Hoeven's top goal as governor is to create more economic activity and better-paying jobs in North Dakota. To accomplish that, his business education will prove vital. "I believe that business is about building relationships," he says. "Quality government also means a good customer-service orientation."

That Kellogg value guided Hoeven during the state's last legislative session, when he spearheaded the consolidation of numerous state offices into one Commerce Department. "Our resources were fragmented," he says. "People were chasing all over trying to get things done. This way, we will reduce the red tape, and that will enable us to give better customer service to our citizens."

What makes Kellogg a prime place for nurturing political talent? The school's culture, which emphasizes teamwork and contributions to the greater good, self-selects for those inclined to lead, says Professor Don Haider, director of Kellogg's program in public/nonprofit management.

"A lot of people come here with political talents that we nurture, refine, direct, and add further value to," Haider says. "We've been able to reach out and attract people with those kinds of qualities."

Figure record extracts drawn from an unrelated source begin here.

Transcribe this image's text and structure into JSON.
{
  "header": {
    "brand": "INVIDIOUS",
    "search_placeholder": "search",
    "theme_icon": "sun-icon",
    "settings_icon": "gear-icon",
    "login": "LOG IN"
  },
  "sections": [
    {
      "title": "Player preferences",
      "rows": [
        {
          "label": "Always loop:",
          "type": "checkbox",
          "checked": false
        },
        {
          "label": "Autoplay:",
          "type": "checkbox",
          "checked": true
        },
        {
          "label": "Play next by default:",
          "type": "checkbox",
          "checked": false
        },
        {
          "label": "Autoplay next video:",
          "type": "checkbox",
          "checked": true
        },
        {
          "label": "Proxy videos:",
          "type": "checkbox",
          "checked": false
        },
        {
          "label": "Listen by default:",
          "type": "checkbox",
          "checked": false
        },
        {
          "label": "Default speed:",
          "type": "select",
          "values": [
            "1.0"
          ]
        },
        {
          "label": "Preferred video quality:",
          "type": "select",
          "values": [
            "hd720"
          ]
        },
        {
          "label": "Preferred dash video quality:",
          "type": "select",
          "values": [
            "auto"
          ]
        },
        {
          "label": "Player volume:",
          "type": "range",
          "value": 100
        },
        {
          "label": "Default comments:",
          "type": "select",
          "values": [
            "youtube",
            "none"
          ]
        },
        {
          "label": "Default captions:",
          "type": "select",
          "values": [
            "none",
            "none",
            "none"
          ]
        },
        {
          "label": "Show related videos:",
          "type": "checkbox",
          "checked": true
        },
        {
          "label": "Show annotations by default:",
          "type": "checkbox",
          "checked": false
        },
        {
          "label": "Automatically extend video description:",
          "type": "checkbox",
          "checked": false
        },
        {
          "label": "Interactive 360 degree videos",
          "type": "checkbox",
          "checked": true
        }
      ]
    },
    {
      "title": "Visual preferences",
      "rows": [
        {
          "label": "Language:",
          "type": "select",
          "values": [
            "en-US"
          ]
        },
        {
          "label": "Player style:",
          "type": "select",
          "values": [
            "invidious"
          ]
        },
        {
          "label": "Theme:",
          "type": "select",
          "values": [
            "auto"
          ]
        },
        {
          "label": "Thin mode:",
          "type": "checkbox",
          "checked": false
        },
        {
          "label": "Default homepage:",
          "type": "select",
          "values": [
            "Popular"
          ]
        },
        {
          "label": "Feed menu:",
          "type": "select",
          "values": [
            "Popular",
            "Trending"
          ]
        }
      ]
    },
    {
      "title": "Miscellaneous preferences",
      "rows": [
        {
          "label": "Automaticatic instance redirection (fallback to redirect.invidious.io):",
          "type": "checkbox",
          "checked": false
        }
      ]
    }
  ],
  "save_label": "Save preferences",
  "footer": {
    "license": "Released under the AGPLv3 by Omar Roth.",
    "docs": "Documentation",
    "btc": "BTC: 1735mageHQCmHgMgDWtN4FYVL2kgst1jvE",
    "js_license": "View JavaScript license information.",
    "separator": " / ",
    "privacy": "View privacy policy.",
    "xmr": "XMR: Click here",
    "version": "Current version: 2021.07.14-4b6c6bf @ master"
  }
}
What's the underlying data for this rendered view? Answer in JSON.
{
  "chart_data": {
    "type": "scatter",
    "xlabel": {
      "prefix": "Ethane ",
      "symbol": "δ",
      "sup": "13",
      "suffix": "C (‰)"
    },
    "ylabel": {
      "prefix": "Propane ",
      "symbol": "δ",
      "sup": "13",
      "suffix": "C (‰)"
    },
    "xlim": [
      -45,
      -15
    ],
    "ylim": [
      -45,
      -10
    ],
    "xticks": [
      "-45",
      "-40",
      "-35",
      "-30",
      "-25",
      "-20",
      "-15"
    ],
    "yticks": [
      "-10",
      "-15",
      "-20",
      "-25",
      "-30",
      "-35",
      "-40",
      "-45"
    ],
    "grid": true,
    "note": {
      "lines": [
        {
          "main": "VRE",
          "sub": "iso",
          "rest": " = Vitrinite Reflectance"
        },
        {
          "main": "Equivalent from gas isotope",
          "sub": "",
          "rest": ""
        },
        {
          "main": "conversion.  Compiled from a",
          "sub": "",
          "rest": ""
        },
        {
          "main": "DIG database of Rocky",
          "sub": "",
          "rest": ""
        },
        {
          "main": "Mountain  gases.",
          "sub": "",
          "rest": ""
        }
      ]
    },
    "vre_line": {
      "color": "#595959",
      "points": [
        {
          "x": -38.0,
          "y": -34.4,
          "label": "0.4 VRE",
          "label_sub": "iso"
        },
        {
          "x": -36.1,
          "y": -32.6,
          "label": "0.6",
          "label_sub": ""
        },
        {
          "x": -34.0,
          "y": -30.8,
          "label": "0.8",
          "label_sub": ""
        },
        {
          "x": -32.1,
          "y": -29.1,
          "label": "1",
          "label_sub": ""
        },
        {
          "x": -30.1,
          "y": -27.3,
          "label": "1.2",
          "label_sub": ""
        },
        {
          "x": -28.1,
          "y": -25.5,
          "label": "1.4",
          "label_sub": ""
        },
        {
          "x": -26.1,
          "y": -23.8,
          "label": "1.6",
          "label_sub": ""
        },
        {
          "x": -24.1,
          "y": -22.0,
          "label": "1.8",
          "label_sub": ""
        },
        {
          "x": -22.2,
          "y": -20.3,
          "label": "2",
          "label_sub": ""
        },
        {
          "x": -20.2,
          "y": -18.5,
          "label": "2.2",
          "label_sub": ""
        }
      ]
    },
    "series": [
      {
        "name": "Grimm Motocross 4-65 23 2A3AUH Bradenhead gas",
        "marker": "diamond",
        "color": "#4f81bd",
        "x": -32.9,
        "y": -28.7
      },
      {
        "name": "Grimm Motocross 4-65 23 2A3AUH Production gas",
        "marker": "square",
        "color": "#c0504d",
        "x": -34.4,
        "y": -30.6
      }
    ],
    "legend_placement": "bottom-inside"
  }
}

Certainly, the school is replete with political role models. Dean Emeritus Donald Jacobs served on the staffs of several U.S. banking committees before assuming the helm of the school in 1975. Haider himself spent many years in top positions in the U.S. and municipal governments after joining the school's faculty in 1973, including a stint as budget director and chief financial officer for the city of Chicago. Professor Walter Scott has served in the federal Office of Management and Budget. Haider and fellow Public/Nonprofit faculty member Anne Cohn Donnelly have served as White House fellows, as have several alumni.

In fact, the school may claim the next governor of Illinois on its faculty: Public Management Professor Michael Bakalis is an announced Democratic candidate for the 2002 race. Numerous other political figures have taught and lectured at the school, including former presidential candidates Jack Kemp and Jesse Jackson.

Students in the Global Initiatives in Management program regularly meet with top-ranking officials in the countries they visit. And many Kellogg courses explore the impact of business on government, and vice versa.

"Public service is something everyone should consider at some point in their lives," Haider says. "It adds immeasurably to your skill set. You have multiple constituents, unsolvable problems, extraordinarily high expectations, and you're asked to do the impossible in a very short amount of time. You're relating to people who often have not been hired for their main skills, but for other qualities. On top of that, you have to succumb to the electorate every two to four years.

"These are skills you don't get in the corporate world. You can take them back into your business life, and they will help you understand the stakeholders and the increasing complexity of the business world."

Dorothy Coyle has certainly found that to be the case.

"The Kellogg degree is really marketable to any type of job. The important thing is how you use it," she says. "I know I am a better manager now because I have the tools needed in today's dynamic and complex marketplace."